A misteriosa senhorita que seduziu o Sr. Solitário

O solitário Arkady Timoshenko não lembra com exatidão quando foi a primeira vez em que a viu no ponto da Mateus Leme, no São Lourenço. Mas recorda como foi. Era perto das 9 horas, ele estava apressado e ansioso esperando ônibus e ela veio lenta e sinuosa no horizonte, sem se preocupar se o ônibus demorava ou não. Era impossível não olhar. Era alta, esguia e de andar ondulante. Timoshenko ficou encantado quando a viu a menos de dez metros: “É cara e corpo de Claudia Cardinale”. Ainda mais que ele era fascinado por Claudia Cardinale. Ela usava fina blusa bege de lã, calça negra e botas pretas. Tinha cabelos escuros longos, lábios carnudos e seios pequenos. As ancas eram grandes, mas harmônicas, porque a dona era alta. Ela olhava discreta para o chão, como evitasse olhares que gravitavam ao redor.

Ela se aproximou, disse bom dia e esperou o ônibus. Ele olhou para o horizonte ver o amarelão aparecer, mas o canto do olho conferia a garota. A ansiedade de Timoshenko foi para o ralo. Ele pensava nela. Quando o ônibus chegou, deu vez, ela subiu e para não dar impressão de inconveniente, ele a deixou passar pela catraca e sentou no banco atrás do motorista. Era o único jeito de não olhar a mulher. Quando desceu no último ponto da Rua Barão do Cerro Azul, a uma quadra da catedral, ela também desceu e foi flutuante à sua frente. Os dois pararam na esquina, esperando o sinal verde. Ela atravessou a rua e desceu pela Moreira Garcez; ele foi em frente em direção da Praça Tiradentes, para alcançar a Galeria Ritz.
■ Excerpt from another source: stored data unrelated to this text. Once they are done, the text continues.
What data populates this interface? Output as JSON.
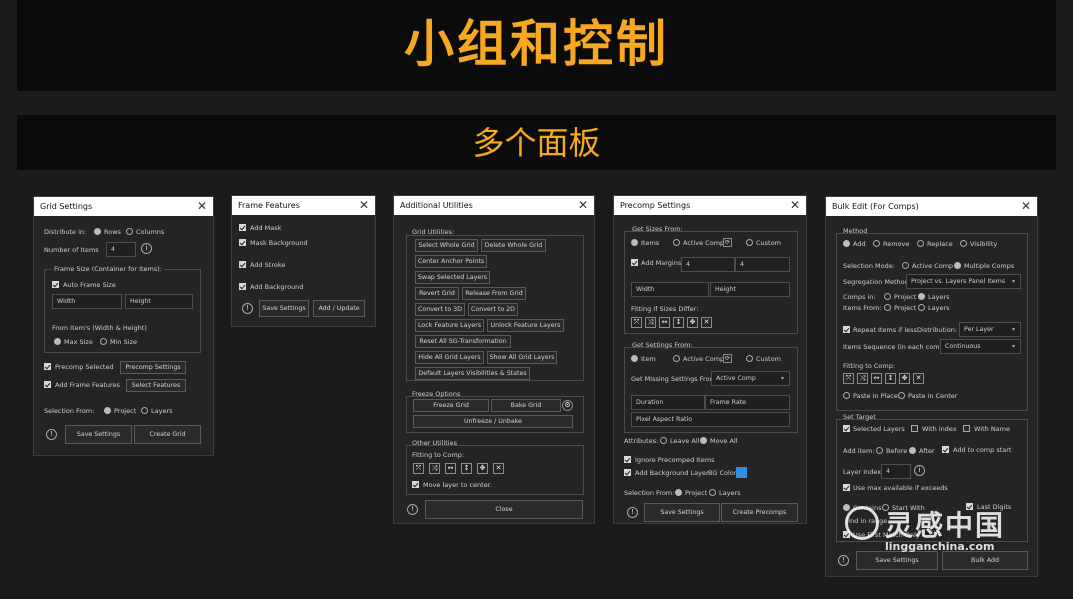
{
  "banner": {
    "title": "小组和控制"
  },
  "subtitle": "多个面板",
  "grid_settings": {
    "title": "Grid Settings",
    "distribute_in": "Distribute in:",
    "rows": "Rows",
    "columns": "Columns",
    "number_of_items_label": "Number of Items",
    "number_of_items": "4",
    "frame_size_legend": "Frame Size (Container for Items):",
    "auto_frame_size": "Auto Frame Size",
    "width": "Width",
    "height": "Height",
    "from_items": "From Item's (Width & Height)",
    "max_size": "Max Size",
    "min_size": "Min Size",
    "precomp_selected": "Precomp Selected",
    "precomp_settings": "Precomp Settings",
    "add_frame_features": "Add Frame Features",
    "select_features": "Select Features",
    "selection_from": "Selection From:",
    "project": "Project",
    "layers": "Layers",
    "save_settings": "Save Settings",
    "create_grid": "Create Grid"
  },
  "frame_features": {
    "title": "Frame Features",
    "add_mask": "Add Mask",
    "mask_background": "Mask Background",
    "add_stroke": "Add Stroke",
    "add_background": "Add Background",
    "save_settings": "Save Settings",
    "add_update": "Add / Update"
  },
  "additional_utilities": {
    "title": "Additional Utilities",
    "grid_utilities": "Grid Utilities:",
    "select_whole_grid": "Select Whole Grid",
    "delete_whole_grid": "Delete Whole Grid",
    "center_anchor_points": "Center Anchor Points",
    "swap_selected_layers": "Swap Selected Layers",
    "revert_grid": "Revert Grid",
    "release_from_grid": "Release From Grid",
    "convert_to_3d": "Convert to 3D",
    "convert_to_2d": "Convert to 2D",
    "lock_feature_layers": "Lock Feature Layers",
    "unlock_feature_layers": "Unlock Feature Layers",
    "reset_all_sg": "Reset All SG-Transformation",
    "hide_all_grid_layers": "Hide All Grid Layers",
    "show_all_grid_layers": "Show All Grid Layers",
    "default_layers_visibilities": "Default Layers Visibilities & States",
    "freeze_options": "Freeze Options",
    "freeze_grid": "Freeze Grid",
    "bake_grid": "Bake Grid",
    "unfreeze_unbake": "Unfreeze / Unbake",
    "other_utilities": "Other Utilities",
    "fitting_to_comp": "Fitting to Comp:",
    "move_layer_to_center": "Move layer to center.",
    "close": "Close"
  },
  "precomp_settings": {
    "title": "Precomp Settings",
    "get_sizes_from": "Get Sizes From:",
    "items": "Items",
    "active_comp": "Active Comp",
    "custom": "Custom",
    "add_margins": "Add Margins:",
    "margin_1": "4",
    "margin_2": "4",
    "width": "Width",
    "height": "Height",
    "fitting_if_sizes_differ": "Fitting If Sizes Differ:",
    "get_settings_from": "Get Settings From:",
    "item": "Item",
    "get_missing_settings_from": "Get Missing Settings From:",
    "missing_value": "Active Comp",
    "duration": "Duration",
    "frame_rate": "Frame Rate",
    "pixel_aspect_ratio": "Pixel Aspect Ratio",
    "attributes": "Attributes:",
    "leave_all": "Leave All",
    "move_all": "Move All",
    "ignore_precomped_items": "Ignore Precomped Items",
    "add_background_layer": "Add Background Layer",
    "bg_color": "BG Color",
    "bg_color_hex": "#2f8fe3",
    "selection_from": "Selection From:",
    "project": "Project",
    "layers": "Layers",
    "save_settings": "Save Settings",
    "create_precomps": "Create Precomps"
  },
  "bulk_edit": {
    "title": "Bulk Edit (For Comps)",
    "method": "Method",
    "add": "Add",
    "remove": "Remove",
    "replace": "Replace",
    "visibility": "Visibility",
    "selection_mode": "Selection Mode:",
    "active_comp": "Active Comp",
    "multiple_comps": "Multiple Comps",
    "segregation_method": "Segregation Method:",
    "segregation_value": "Project vs. Layers Panel Items",
    "comps_in": "Comps in:",
    "items_from": "Items From:",
    "project": "Project",
    "layers": "Layers",
    "repeat_items_if_less": "Repeat Items if less",
    "distribution": "Distribution:",
    "distribution_value": "Per Layer",
    "items_sequence": "Items Sequence (in each comp):",
    "sequence_value": "Continuous",
    "fitting_to_comp": "Fitting to Comp:",
    "paste_in_place": "Paste in Place",
    "paste_in_center": "Paste in Center",
    "set_target": "Set Target",
    "selected_layers": "Selected Layers",
    "with_index": "With index",
    "with_name": "With Name",
    "add_item": "Add item:",
    "before": "Before",
    "after": "After",
    "add_to_comp_start": "Add to comp start",
    "layer_index": "Layer Index",
    "layer_index_value": "4",
    "use_max_available": "Use max available if exceeds",
    "contains": "Contains",
    "start_with": "Start With",
    "last_digits": "Last Digits",
    "find_in_range": "Find in range",
    "use_first_match_only": "Use First Match Only",
    "save_settings": "Save Settings",
    "bulk_add": "Bulk Add"
  },
  "watermark": {
    "cn": "灵感中国",
    "en": "lingganchina.com"
  }
}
Na Tiradentes, não pode evitar os distribuidores de panfletos. Os de sempre. Pequenos panfletos oferecendo garotas de programa a 30 reais, com direito a cerveja de brinde. Atendimento 24 horas, aceitam-se cartões. Vários números de telefone. Fotos de garotas lindas. Naturalmente o sujeito tinha que ser otário para acreditar que uma vez na espelunca em que estas garotas atendiam os clientes, ia encontrar uma garota daquelas do panfleto. Ele continuou pensando nas garotas para não pensar em Claudia Cardinale. Esperava não vê-la mais. Quando voltou para casa no fim do dia, não lembrava mais da garota. Esta é uma das poucas virtudes de um dia cansativo: ele não deixa espaço na cabeça para devaneios e divagações sem utilidade. Além disso, ao fim do dia, o corpo pede comida quente, bom banho e noite de sono.

Na manhã seguinte, Timoshenko não lembrava mais de Claudia Cardinale. E nos dias seguinte não pensou nela. Algum tempo depois ele se levantou de manhã, tomou café, lavou a louça em cima da pia e mais uma vez pegou a pequena mala preta. Antes de sair, olhou pela janela. Parecia manhã fria. Colocou blusa negra de lã e foi para o ponto na Mateus Leme. Ele chegou e não havia ninguém. Em poucos minutos um amarelão ia aparecer. Antes de aparecer, ela surgiu de novo. Agora de blusa verde, calça preta e bota preta. Ela se aproximou e disse: “Bom dia!”. De certa forma, não eram mais desconhecidos. Ele respondeu: “Bom dia”. E acrescentou: “Acordei cedo e estava frio. Agora o sol saiu e faz calor”. Ela disse que também acordou cedo e colocou blusa de lã e agora sentia calor. Ele comentou que os ônibus na Mateus Leme não são como os da Anita Garibaldi, que passam em espaços intercalados de tempo. Na Mateus Leme passam sempre ao mesmo tempo: “Perdeu um, perdeu todos”.

Ela disse: “Eu morava no Abranches e agora moro aqui perto”. Tinha voz aveludada. O Vila Suíça apareceu. Ele fez gesto para ela entrar primeiro. Ela entrou e ele sentou distante para não dar impressão de intrometido. No fim da viagem, tudo se repetiu. Ela desceu por uma rua e ele foi para a Praça Tiradentes. De novo os pequenos panfletos. Ele pegou um, dois, três. Quando chegou ao escritório ele leu, sorriu, balançou a cabeça e disse: “Vou ligar para um número destes. Quero ver o que esta safadinha vai dizer”. Ele ligou. A voz do outro lado disse: “Oi, querido. Eu estava esperando você ligar. Você não quer vir aqui? Venha amor, você não vai se arrepender”. Ele suou frio. E perdeu a fala. Ele nunca iria esquecer a voz aveludada. A voz da Claudia Cardinale do Abranches.